外壁からアスベスト 建て替えの西堀保育園

 岡谷市が建て替えを計画している西堀保育園の整備事業について、市は25日の市議会社会委員会で、解体を予定している既存園舎の外壁からアスベスト(石綿)が検出されたことを報告した。解体に先立ち実施した調査で、外壁内部のモルタルにアスベストが含まれていることが判明。市は飛散防止対策を講じながら解体を進める方針で、27日夜には地元説明会を開き、周辺住民に理解を求める。

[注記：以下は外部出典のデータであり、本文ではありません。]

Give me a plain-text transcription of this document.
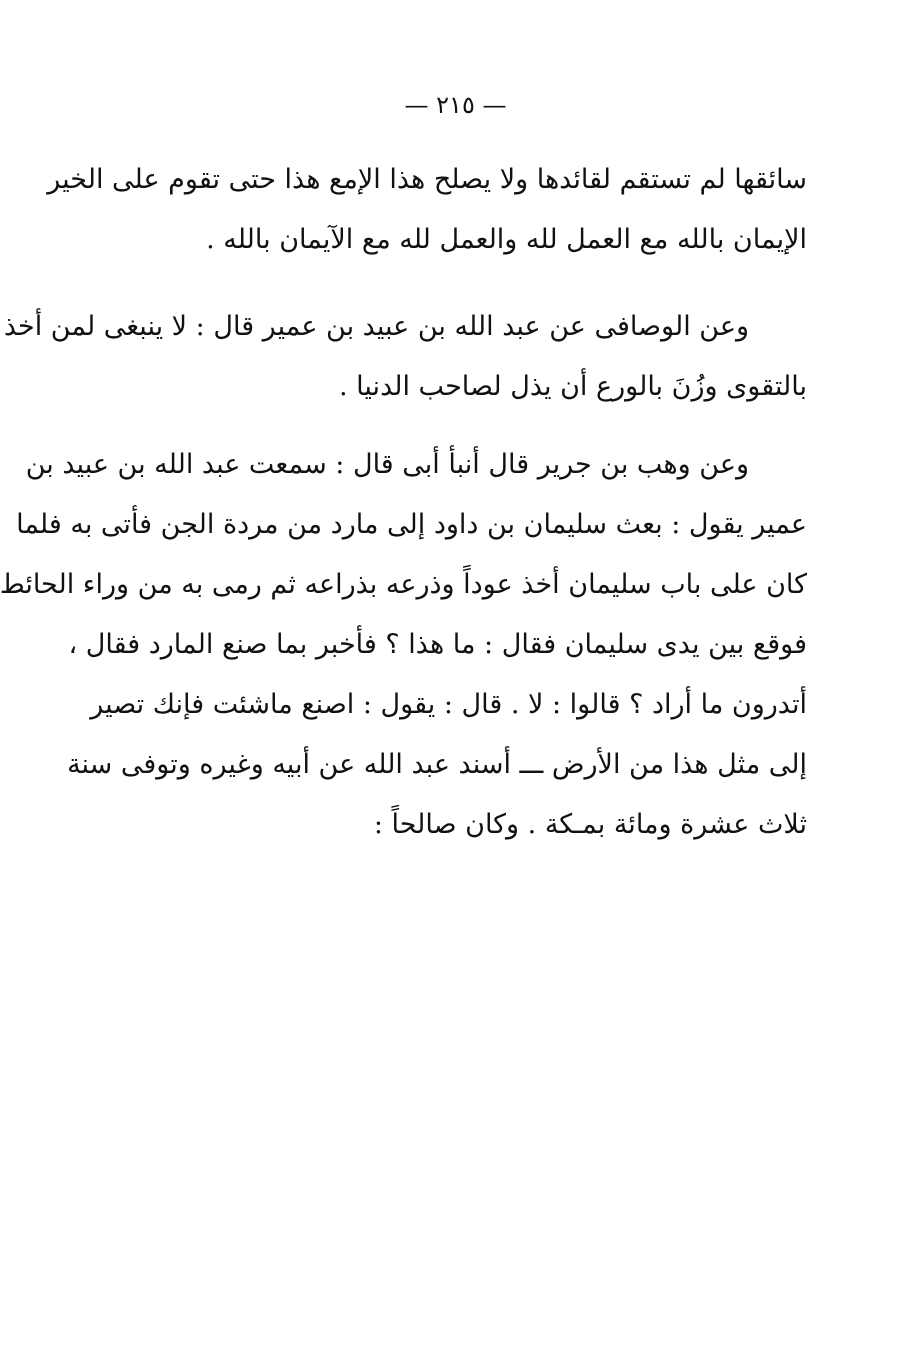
— ٢١٥ —
سائقها لم تستقم لقائدها ولا يصلح هذا الإمع هذا حتى تقوم على الخير
الإيمان بالله مع العمل لله والعمل لله مع الآيمان بالله .
وعن الوصافى عن عبد الله بن عبيد بن عمير قال : لا ينبغى لمن أخذ
بالتقوى وزُنَ بالورع أن يذل لصاحب الدنيا .
وعن وهب بن جرير قال أنبأ أبى قال : سمعت عبد الله بن عبيد بن
عمير يقول : بعث سليمان بن داود إلى مارد من مردة الجن فأتى به فلما
كان على باب سليمان أخذ عوداً وذرعه بذراعه ثم رمى به من وراء الحائط
فوقع بين يدى سليمان فقال : ما هذا ؟ فأخبر بما صنع المارد فقال ،
أتدرون ما أراد ؟ قالوا : لا . قال : يقول : اصنع ماشئت فإنك تصير
إلى مثل هذا من الأرض ـــ أسند عبد الله عن أبيه وغيره وتوفى سنة
ثلاث عشرة ومائة بمـكة . وكان صالحاً :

 既存園舎は1966年建設。その後園児数の増加に伴い、増築を重ねながら使用されてきた。新園舎は既存の園敷地と市が所有する旧武井家住宅、両敷地の間を通る市道141号を合わせた区画に、発達支援施設と併設する形で整備する計画。5月には建て替えに向けた解体と敷地の造成工事に着手している。

 市によると、アスベストの含有は施設解体の際に発注者に義務付けられている事前の調査で判明。外壁の4カ所からサンプルを採取したところ、このうち3カ所のモルタル内からアスベストが検出された。モルタルは建設時と68、70、75年実施の増築工事で使用されたとみられる。

 建材に占めるアスベストの質量は0・6〜0・9%。解体時の粉じんの出やすさを示す基準では、最も飛散の可能性が低い「レベル3」に分類される。モルタルの上には外壁用の仕上げ塗材が塗られおり、市子ども課は「開園中を含め現在もアスベストが飛散する状態ではないが、解体作業の中で飛散のリスクがある」としている。

 周辺への飛散を防ぐため、市は外壁をシートで覆って水を噴霧し、集じん機も使用しながら、手作業で外壁を撤去する考え。同課は「住民が不安を感じないよう安全最優先で施工する」としており、27日午後7時から西堀区公会所で地元説明会を開く。

 社会委員会ではこのほか、5月末に完了した新保育園・発達支援施設の実施設計の概要を報告。工期に遅れが出ないよう、11月末までに解体、敷地造成を終える見通しを示した。